As far as I know, this is not (directly) possible in JMP.

But you can still use K-folds crossvalidation on "default" Boosted Tree, or try using other validation techniques, following the method above (but creating a normal formula validation column with 3 sets) and using simulation on the tuned model to assess its robustness and benefit vs. a non-tuned one :

Victor_G_4-1723535038590.png

You can see that in most cases, the default hyperparameters values work quite well, and the hyperparameters tuning help more on the performances variability (performances values like RASE, R-square, ... have narrower ranges on the tuned algorithm compared to the "default" one) than on the max or average algorithm performances. 

 

You can check a similar post and solution here on this topic to have a look at validation techniques and the use of simulation: Solved: Re: Boosted Tree - Tuning TABLE DESIGN - JMP User Community 

 

Nested cross-validation is typically not the first option I would recommend, as it requires a lot of computation, to fine-tune the algorithm independantly on each of the folds of the inner loop, and then calculate the performances on each validation fold of the outer loop.
K-folds crossvalidation is a useful technique in the absence of large quantity of data, but the nested cross-validation still requires a quite large amount to correctly do the data splitting: for example, if you split the inner loop in 4 folds and the outer loop in 5 folds, it requires to create 20 folds/groups in your dataset !
Finally, crossvalidation is more a tuning technique than a validation technique to assess model robustness, as brillantly described by Cassie Kozyrkov in this video : https://youtu.be/zqD0lQy_w40?si=lja79_aik0KO-jbB 

 

Hope this answer will help you,

Victor GUILLER

"It is not unusual for a well-designed experiment to analyze itself" (Box, Hunter and Hunter)
Cross-validation is much simpler than it sounds... this video will show you exactly how it works.
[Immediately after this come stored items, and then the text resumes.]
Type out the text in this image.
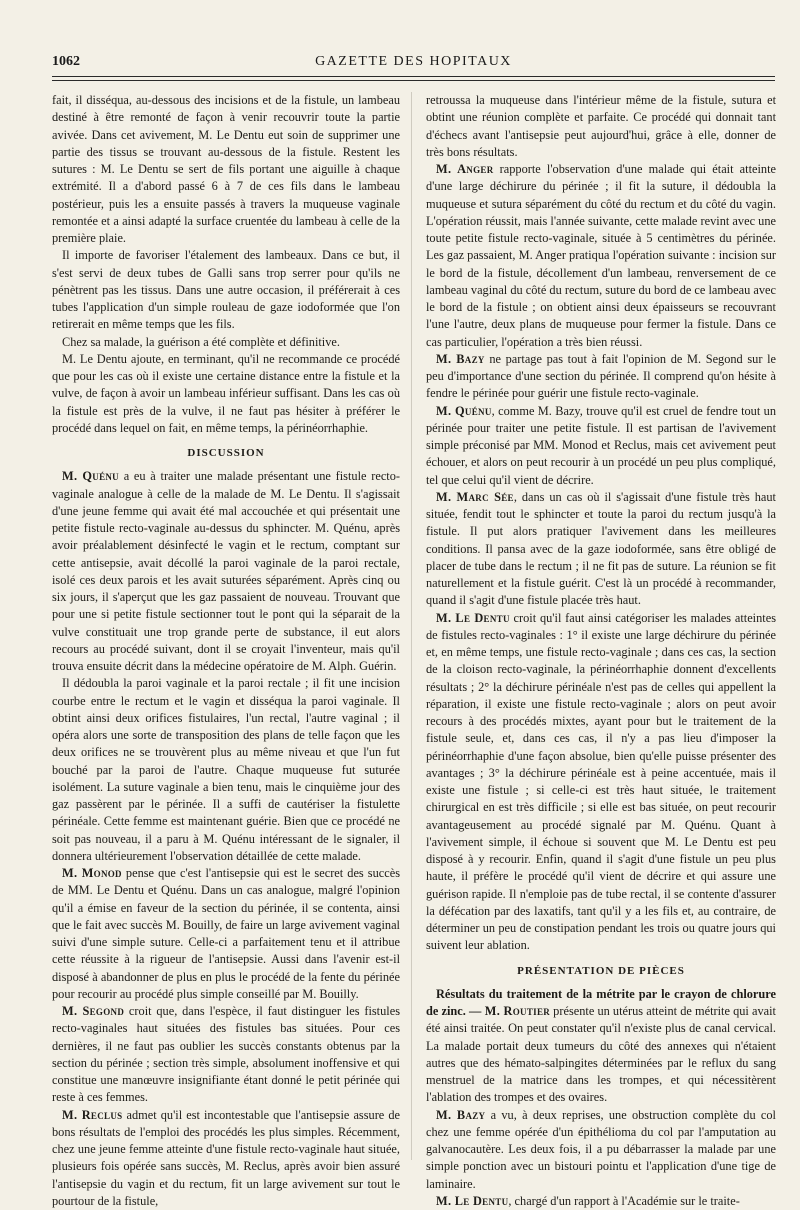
1062	GAZETTE DES HOPITAUX

fait, il disséqua, au-dessous des incisions et de la fistule, un lambeau destiné à être remonté de façon à venir recouvrir toute la partie avivée. Dans cet avivement, M. Le Dentu eut soin de supprimer une partie des tissus se trouvant au-dessous de la fistule. Restent les sutures : M. Le Dentu se sert de fils portant une aiguille à chaque extrémité. Il a d'abord passé 6 à 7 de ces fils dans le lambeau postérieur, puis les a ensuite passés à travers la muqueuse vaginale remontée et a ainsi adapté la surface cruentée du lambeau à celle de la première plaie.

Il importe de favoriser l'étalement des lambeaux. Dans ce but, il s'est servi de deux tubes de Galli sans trop serrer pour qu'ils ne pénètrent pas les tissus. Dans une autre occasion, il préférerait à ces tubes l'application d'un simple rouleau de gaze iodoformée que l'on retirerait en même temps que les fils.

Chez sa malade, la guérison a été complète et définitive.

M. Le Dentu ajoute, en terminant, qu'il ne recommande ce procédé que pour les cas où il existe une certaine distance entre la fistule et la vulve, de façon à avoir un lambeau inférieur suffisant. Dans les cas où la fistule est près de la vulve, il ne faut pas hésiter à préférer le procédé dans lequel on fait, en même temps, la périnéorrhaphie.

DISCUSSION

M. Quénu a eu à traiter une malade présentant une fistule recto-vaginale analogue à celle de la malade de M. Le Dentu. Il s'agissait d'une jeune femme qui avait été mal accouchée et qui présentait une petite fistule recto-vaginale au-dessus du sphincter. M. Quénu, après avoir préalablement désinfecté le vagin et le rectum, comptant sur cette antisepsie, avait décollé la paroi vaginale de la paroi rectale, isolé ces deux parois et les avait suturées séparément. Après cinq ou six jours, il s'aperçut que les gaz passaient de nouveau. Trouvant que pour une si petite fistule sectionner tout le pont qui la séparait de la vulve constituait une trop grande perte de substance, il eut alors recours au procédé suivant, dont il se croyait l'inventeur, mais qu'il trouva ensuite décrit dans la médecine opératoire de M. Alph. Guérin.

Il dédoubla la paroi vaginale et la paroi rectale ; il fit une incision courbe entre le rectum et le vagin et disséqua la paroi vaginale. Il obtint ainsi deux orifices fistulaires, l'un rectal, l'autre vaginal ; il opéra alors une sorte de transposition des plans de telle façon que les deux orifices ne se trouvèrent plus au même niveau et que l'un fut bouché par la paroi de l'autre. Chaque muqueuse fut suturée isolément. La suture vaginale a bien tenu, mais le cinquième jour des gaz passèrent par le périnée. Il a suffi de cautériser la fistulette périnéale. Cette femme est maintenant guérie. Bien que ce procédé ne soit pas nouveau, il a paru à M. Quénu intéressant de le signaler, il donnera ultérieurement l'observation détaillée de cette malade.

M. Monod pense que c'est l'antisepsie qui est le secret des succès de MM. Le Dentu et Quénu. Dans un cas analogue, malgré l'opinion qu'il a émise en faveur de la section du périnée, il se contenta, ainsi que le fait avec succès M. Bouilly, de faire un large avivement vaginal suivi d'une simple suture. Celle-ci a parfaitement tenu et il attribue cette réussite à la rigueur de l'antisepsie. Aussi dans l'avenir est-il disposé à abandonner de plus en plus le procédé de la fente du périnée pour recourir au procédé plus simple conseillé par M. Bouilly.

M. Segond croit que, dans l'espèce, il faut distinguer les fistules recto-vaginales haut situées des fistules bas situées. Pour ces dernières, il ne faut pas oublier les succès constants obtenus par la section du périnée ; section très simple, absolument inoffensive et qui constitue une manœuvre insignifiante étant donné le petit périnée qui reste à ces femmes.

M. Reclus admet qu'il est incontestable que l'antisepsie assure de bons résultats de l'emploi des procédés les plus simples. Récemment, chez une jeune femme atteinte d'une fistule recto-vaginale haut située, plusieurs fois opérée sans succès, M. Reclus, après avoir bien assuré l'antisepsie du vagin et du rectum, fit un large avivement sur tout le pourtour de la fistule,

retroussa la muqueuse dans l'intérieur même de la fistule, sutura et obtint une réunion complète et parfaite. Ce procédé qui donnait tant d'échecs avant l'antisepsie peut aujourd'hui, grâce à elle, donner de très bons résultats.

M. Anger rapporte l'observation d'une malade qui était atteinte d'une large déchirure du périnée ; il fit la suture, il dédoubla la muqueuse et sutura séparément du côté du rectum et du côté du vagin. L'opération réussit, mais l'année suivante, cette malade revint avec une toute petite fistule recto-vaginale, située à 5 centimètres du périnée. Les gaz passaient, M. Anger pratiqua l'opération suivante : incision sur le bord de la fistule, décollement d'un lambeau, renversement de ce lambeau vaginal du côté du rectum, suture du bord de ce lambeau avec le bord de la fistule ; on obtient ainsi deux épaisseurs se recouvrant l'une l'autre, deux plans de muqueuse pour fermer la fistule. Dans ce cas particulier, l'opération a très bien réussi.

M. Bazy ne partage pas tout à fait l'opinion de M. Segond sur le peu d'importance d'une section du périnée. Il comprend qu'on hésite à fendre le périnée pour guérir une fistule recto-vaginale.

M. Quénu, comme M. Bazy, trouve qu'il est cruel de fendre tout un périnée pour traiter une petite fistule. Il est partisan de l'avivement simple préconisé par MM. Monod et Reclus, mais cet avivement peut échouer, et alors on peut recourir à un procédé un peu plus compliqué, tel que celui qu'il vient de décrire.

M. Marc Sée, dans un cas où il s'agissait d'une fistule très haut située, fendit tout le sphincter et toute la paroi du rectum jusqu'à la fistule. Il put alors pratiquer l'avivement dans les meilleures conditions. Il pansa avec de la gaze iodoformée, sans être obligé de placer de tube dans le rectum ; il ne fit pas de suture. La réunion se fit naturellement et la fistule guérit. C'est là un procédé à recommander, quand il s'agit d'une fistule placée très haut.

M. Le Dentu croit qu'il faut ainsi catégoriser les malades atteintes de fistules recto-vaginales : 1° il existe une large déchirure du périnée et, en même temps, une fistule recto-vaginale ; dans ces cas, la section de la cloison recto-vaginale, la périnéorrhaphie donnent d'excellents résultats ; 2° la déchirure périnéale n'est pas de celles qui appellent la réparation, il existe une fistule recto-vaginale ; alors on peut avoir recours à des procédés mixtes, ayant pour but le traitement de la fistule seule, et, dans ces cas, il n'y a pas lieu d'imposer la périnéorrhaphie d'une façon absolue, bien qu'elle puisse présenter des avantages ; 3° la déchirure périnéale est à peine accentuée, mais il existe une fistule ; si celle-ci est très haut située, le traitement chirurgical en est très difficile ; si elle est bas située, on peut recourir avantageusement au procédé signalé par M. Quénu. Quant à l'avivement simple, il échoue si souvent que M. Le Dentu est peu disposé à y recourir. Enfin, quand il s'agit d'une fistule un peu plus haute, il préfère le procédé qu'il vient de décrire et qui assure une guérison rapide. Il n'emploie pas de tube rectal, il se contente d'assurer la défécation par des laxatifs, tant qu'il y a les fils et, au contraire, de déterminer un peu de constipation pendant les trois ou quatre jours qui suivent leur ablation.

PRÉSENTATION DE PIÈCES

Résultats du traitement de la métrite par le crayon de chlorure de zinc. — M. Routier présente un utérus atteint de métrite qui avait été ainsi traitée. On peut constater qu'il n'existe plus de canal cervical. La malade portait deux tumeurs du côté des annexes qui n'étaient autres que des hémato-salpingites déterminées par le reflux du sang menstruel de la matrice dans les trompes, et qui nécessitèrent l'ablation des trompes et des ovaires.

M. Bazy a vu, à deux reprises, une obstruction complète du col chez une femme opérée d'un épithélioma du col par l'amputation au galvanocautère. Les deux fois, il a pu débarrasser la malade par une simple ponction avec un bistouri pointu et l'application d'une tige de laminaire.

M. Le Dentu, chargé d'un rapport à l'Académie sur le traite-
Be sure to check out the rest of the MFML course playlist here: http://bit.ly/machinefriend If you prefer to learn in bulk, you can get access to longer chunks of the course by signing up for the ...

Re: Is there a way to do k-fold cross validation with boosted tree?

Thank you so much @Victor_G ! I found your explanation to be very help esp for the next step in hypertuning, I was able to create the k fold val column via xgboost and run the boosted tree but I will directions and resources to be helpful for the next few steps. Thank you!